An English team raised by Marylebone Cricket Club (MCC) toured Australia in November 1922 and March 1923 on their way to and from a longer tour of New Zealand. After a short stopover in Ceylon, where a single minor match was played, they played four first-class matches against Australian state teams in November, and three on the way back from New Zealand in March.

==The team==
The fourteen players, with their ages at the start of the tour in November 1922, were:

- Archie MacLaren (captain, 50)
- John Hartley (vice-captain, 47)
- David Brand (20)
- Freddie Calthorpe (30)
- Percy Chapman (22)
- Tich Freeman (34)
- Clement Gibson (22)
- Wilfred Hill-Wood (21)
- Tom Lowry (24)
- John MacLean (21)
- Charles Titchmarsh (41)
- Harry Tyldesley (29)
- Alexander Wilkinson (29)
- Geoffrey Wilson (27)

Robert St Leger Fowler was invited but was unable to tour and was replaced by Brand. The manager was Henry Swan, who also played in the match against Western Australia. Freeman and Tyldesley were the only professionals.

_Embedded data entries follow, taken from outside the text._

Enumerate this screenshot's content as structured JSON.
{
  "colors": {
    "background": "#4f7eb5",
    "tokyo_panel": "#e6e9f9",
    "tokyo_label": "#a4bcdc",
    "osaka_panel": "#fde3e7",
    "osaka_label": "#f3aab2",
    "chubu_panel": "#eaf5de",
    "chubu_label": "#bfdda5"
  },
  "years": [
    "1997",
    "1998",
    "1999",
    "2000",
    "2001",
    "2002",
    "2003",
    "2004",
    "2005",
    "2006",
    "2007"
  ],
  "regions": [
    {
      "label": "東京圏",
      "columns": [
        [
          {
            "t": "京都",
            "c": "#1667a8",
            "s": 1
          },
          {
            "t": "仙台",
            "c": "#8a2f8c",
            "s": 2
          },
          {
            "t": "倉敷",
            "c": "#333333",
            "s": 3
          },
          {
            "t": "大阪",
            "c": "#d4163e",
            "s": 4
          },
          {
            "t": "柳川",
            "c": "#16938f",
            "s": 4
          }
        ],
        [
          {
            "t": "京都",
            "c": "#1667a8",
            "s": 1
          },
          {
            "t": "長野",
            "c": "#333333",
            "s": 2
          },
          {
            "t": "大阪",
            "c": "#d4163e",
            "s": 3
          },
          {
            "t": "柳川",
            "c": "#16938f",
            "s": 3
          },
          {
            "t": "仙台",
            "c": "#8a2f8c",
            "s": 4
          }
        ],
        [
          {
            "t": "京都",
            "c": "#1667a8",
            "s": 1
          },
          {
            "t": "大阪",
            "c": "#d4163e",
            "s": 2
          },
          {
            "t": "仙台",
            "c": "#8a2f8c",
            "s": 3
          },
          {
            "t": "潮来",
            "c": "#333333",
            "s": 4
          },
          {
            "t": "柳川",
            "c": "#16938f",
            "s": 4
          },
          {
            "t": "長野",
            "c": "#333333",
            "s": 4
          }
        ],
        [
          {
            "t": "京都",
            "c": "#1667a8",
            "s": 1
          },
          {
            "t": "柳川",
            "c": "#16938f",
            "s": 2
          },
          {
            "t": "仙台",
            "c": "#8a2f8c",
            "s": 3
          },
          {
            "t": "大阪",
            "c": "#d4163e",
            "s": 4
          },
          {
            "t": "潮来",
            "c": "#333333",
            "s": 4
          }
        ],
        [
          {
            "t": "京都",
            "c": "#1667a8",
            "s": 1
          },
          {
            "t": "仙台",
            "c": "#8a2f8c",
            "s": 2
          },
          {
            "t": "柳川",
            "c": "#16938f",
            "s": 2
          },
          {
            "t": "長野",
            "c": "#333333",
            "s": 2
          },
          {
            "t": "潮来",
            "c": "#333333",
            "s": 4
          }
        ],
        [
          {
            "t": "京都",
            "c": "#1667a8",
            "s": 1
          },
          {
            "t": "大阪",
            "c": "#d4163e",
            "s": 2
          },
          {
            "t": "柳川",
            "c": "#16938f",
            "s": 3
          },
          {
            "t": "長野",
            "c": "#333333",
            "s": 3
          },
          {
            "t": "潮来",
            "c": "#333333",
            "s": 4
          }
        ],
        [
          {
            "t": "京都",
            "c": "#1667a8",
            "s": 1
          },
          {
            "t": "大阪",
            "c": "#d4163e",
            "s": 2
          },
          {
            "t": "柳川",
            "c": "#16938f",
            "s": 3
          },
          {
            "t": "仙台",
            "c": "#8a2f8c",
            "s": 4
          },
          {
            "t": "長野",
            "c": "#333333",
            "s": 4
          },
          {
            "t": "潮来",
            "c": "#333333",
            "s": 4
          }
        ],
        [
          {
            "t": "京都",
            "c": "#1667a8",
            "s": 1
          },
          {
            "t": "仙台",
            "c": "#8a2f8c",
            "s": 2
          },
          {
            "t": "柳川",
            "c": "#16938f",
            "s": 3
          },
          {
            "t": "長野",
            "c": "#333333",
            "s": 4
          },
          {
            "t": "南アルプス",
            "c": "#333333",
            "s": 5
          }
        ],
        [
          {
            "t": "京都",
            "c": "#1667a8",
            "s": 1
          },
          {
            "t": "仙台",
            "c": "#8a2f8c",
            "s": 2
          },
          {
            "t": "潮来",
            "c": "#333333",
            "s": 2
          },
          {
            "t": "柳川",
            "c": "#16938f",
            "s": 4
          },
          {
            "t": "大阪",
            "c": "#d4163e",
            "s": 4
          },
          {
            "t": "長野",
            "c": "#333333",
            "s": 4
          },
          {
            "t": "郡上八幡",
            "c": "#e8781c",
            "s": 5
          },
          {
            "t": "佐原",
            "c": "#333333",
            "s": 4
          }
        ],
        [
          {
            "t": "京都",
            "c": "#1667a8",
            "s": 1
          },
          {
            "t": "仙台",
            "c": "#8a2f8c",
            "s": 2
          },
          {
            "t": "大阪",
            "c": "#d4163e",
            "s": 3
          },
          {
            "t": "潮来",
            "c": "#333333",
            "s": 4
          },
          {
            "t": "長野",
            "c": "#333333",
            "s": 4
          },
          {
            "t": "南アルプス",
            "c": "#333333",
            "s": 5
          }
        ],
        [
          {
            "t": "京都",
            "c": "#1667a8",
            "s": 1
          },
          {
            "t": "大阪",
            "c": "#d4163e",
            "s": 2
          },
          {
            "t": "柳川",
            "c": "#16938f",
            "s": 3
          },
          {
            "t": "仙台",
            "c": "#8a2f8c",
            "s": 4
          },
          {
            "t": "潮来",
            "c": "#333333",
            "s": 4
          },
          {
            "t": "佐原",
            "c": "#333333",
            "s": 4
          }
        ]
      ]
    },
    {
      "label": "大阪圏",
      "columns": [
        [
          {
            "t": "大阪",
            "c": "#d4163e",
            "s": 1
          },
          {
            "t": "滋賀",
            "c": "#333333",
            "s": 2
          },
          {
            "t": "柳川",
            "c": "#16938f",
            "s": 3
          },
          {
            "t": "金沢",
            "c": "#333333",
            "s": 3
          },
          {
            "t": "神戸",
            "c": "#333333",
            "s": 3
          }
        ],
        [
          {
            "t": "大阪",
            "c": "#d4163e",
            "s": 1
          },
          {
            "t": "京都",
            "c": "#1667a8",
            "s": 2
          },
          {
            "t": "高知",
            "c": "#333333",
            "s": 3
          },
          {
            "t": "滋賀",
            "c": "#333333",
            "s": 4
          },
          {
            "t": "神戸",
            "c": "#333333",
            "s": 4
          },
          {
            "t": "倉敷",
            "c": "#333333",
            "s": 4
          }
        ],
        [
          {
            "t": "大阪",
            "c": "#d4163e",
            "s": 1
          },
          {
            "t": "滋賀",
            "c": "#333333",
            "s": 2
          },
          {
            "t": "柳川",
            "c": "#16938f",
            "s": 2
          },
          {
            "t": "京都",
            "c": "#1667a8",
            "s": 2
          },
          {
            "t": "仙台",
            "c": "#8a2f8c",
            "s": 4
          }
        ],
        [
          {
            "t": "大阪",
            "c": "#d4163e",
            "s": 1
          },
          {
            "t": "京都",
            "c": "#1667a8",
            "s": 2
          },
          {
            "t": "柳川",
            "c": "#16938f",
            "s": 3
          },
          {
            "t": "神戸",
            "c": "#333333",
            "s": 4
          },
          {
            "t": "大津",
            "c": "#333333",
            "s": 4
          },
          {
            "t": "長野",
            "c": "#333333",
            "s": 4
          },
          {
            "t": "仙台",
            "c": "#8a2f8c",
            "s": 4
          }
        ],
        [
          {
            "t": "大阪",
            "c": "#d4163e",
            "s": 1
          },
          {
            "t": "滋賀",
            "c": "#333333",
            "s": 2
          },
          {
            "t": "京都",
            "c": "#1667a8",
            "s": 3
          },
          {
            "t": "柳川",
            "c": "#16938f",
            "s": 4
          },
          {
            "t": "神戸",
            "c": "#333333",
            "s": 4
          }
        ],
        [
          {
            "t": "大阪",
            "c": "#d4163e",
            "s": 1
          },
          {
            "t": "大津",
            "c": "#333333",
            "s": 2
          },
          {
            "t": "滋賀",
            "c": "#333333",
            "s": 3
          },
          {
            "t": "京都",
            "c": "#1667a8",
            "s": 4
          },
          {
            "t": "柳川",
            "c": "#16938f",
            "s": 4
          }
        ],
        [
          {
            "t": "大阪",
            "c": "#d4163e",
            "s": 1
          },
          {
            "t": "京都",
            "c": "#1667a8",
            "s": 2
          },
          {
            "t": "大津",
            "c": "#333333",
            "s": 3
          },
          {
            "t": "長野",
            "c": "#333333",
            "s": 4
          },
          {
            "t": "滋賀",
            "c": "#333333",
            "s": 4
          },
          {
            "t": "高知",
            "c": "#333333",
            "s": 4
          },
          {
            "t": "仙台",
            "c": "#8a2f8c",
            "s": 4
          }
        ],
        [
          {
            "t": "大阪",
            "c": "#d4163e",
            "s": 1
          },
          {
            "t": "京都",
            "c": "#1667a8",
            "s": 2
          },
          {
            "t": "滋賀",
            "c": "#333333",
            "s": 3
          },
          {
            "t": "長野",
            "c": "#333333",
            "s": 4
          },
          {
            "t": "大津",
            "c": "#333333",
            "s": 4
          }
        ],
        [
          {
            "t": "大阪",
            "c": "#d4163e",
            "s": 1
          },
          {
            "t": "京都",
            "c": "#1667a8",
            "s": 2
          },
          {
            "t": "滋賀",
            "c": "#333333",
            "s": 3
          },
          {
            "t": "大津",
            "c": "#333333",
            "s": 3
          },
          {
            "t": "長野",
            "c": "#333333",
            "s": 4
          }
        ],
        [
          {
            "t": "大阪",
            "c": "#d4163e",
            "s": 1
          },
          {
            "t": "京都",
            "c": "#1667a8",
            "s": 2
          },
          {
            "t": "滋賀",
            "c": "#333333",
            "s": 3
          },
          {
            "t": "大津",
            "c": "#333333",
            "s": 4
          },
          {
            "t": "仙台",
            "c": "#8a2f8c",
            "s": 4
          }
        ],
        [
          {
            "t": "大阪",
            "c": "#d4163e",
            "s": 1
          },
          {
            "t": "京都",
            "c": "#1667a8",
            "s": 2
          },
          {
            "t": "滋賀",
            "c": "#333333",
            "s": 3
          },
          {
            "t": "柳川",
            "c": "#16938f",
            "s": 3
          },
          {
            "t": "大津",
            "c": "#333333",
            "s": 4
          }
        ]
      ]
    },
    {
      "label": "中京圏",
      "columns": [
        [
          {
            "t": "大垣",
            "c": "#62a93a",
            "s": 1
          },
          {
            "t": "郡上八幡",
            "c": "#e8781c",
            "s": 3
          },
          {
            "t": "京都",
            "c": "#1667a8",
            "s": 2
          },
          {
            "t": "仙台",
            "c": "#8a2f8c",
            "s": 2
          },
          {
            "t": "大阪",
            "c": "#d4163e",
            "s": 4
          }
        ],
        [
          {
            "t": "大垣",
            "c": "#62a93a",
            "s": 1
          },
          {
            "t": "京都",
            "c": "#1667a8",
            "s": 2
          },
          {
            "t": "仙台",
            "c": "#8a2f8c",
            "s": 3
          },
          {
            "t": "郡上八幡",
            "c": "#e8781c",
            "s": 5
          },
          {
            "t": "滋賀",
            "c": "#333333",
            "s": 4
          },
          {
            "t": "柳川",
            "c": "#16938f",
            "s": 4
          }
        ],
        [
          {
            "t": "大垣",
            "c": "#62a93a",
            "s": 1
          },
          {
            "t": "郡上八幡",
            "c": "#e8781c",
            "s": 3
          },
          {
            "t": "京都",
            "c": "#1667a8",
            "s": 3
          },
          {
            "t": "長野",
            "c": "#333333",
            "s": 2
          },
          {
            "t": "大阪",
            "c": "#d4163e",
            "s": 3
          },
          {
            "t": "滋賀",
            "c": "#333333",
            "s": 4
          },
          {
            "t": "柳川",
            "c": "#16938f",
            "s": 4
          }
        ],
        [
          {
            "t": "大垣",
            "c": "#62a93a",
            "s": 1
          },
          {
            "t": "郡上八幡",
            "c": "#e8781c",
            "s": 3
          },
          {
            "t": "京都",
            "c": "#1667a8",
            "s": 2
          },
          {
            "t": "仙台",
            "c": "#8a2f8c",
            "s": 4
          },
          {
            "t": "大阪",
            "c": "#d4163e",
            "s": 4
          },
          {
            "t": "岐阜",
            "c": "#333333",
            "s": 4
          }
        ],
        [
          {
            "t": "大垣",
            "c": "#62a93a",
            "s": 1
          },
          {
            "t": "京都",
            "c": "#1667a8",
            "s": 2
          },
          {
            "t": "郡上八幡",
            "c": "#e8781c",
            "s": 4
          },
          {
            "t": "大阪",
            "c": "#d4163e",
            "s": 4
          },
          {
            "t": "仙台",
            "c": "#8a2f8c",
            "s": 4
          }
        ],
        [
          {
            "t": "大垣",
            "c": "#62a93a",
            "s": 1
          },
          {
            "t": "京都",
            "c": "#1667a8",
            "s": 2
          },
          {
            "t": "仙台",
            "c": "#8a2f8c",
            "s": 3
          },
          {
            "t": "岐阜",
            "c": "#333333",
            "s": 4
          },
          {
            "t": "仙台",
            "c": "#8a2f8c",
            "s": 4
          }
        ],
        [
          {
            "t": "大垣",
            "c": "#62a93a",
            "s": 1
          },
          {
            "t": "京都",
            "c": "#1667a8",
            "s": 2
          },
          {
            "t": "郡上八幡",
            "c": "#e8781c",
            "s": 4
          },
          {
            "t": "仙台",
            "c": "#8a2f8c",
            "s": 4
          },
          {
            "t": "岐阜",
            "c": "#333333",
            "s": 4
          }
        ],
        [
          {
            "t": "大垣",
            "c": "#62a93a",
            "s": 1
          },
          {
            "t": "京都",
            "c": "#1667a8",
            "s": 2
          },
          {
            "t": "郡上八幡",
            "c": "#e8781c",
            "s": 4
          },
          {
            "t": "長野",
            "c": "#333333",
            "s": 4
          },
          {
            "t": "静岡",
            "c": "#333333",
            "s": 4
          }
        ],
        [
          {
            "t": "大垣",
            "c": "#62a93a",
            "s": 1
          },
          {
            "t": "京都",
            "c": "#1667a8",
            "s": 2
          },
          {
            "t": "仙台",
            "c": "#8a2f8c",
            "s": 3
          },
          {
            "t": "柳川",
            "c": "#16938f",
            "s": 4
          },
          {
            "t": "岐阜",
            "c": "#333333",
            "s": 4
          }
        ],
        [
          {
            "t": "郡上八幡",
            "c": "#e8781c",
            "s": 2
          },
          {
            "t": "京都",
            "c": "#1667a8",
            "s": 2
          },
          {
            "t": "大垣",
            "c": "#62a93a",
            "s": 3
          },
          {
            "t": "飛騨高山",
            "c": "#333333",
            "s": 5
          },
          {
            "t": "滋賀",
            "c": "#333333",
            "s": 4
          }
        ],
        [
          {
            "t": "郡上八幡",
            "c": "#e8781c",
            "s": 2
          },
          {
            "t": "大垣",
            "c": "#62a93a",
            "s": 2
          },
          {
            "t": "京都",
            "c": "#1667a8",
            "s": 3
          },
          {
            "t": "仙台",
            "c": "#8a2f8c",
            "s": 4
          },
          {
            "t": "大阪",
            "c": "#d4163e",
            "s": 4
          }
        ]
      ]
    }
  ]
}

MacLaren and Hartley had played Test cricket for England before World War I. Calthorpe and Chapman went on to captain the England Test team, Lowry to be the first Test captain of New Zealand, and Freeman also played Tests for England.

The doctor and former Australian Test player Roland Pope accompanied the team throughout Australia and New Zealand at his own expense, serving as honorary physician.

==Leading players==
Chapman was the leading scorer in the entire Australian first-class season. He played in all seven matches and scored 782 runs at an average of 65.16. Of the other main MCC batsmen, Wilson scored 417 runs at 41.70, Titchmarsh 337 at 30.63, Calthorpe 316 at 28.72 and Hill-Wood 304 at 33.77. Chapman hit two centuries, and Hill-Wood, Calthorpe and Wilson one each.

Freeman was the leading wicket-taker for MCC, with 30 at an average of 32.96. Gibson took 21 at 43.47, and the only other bowler to take at least 10 was Tyldesley, with 12 at 26.58.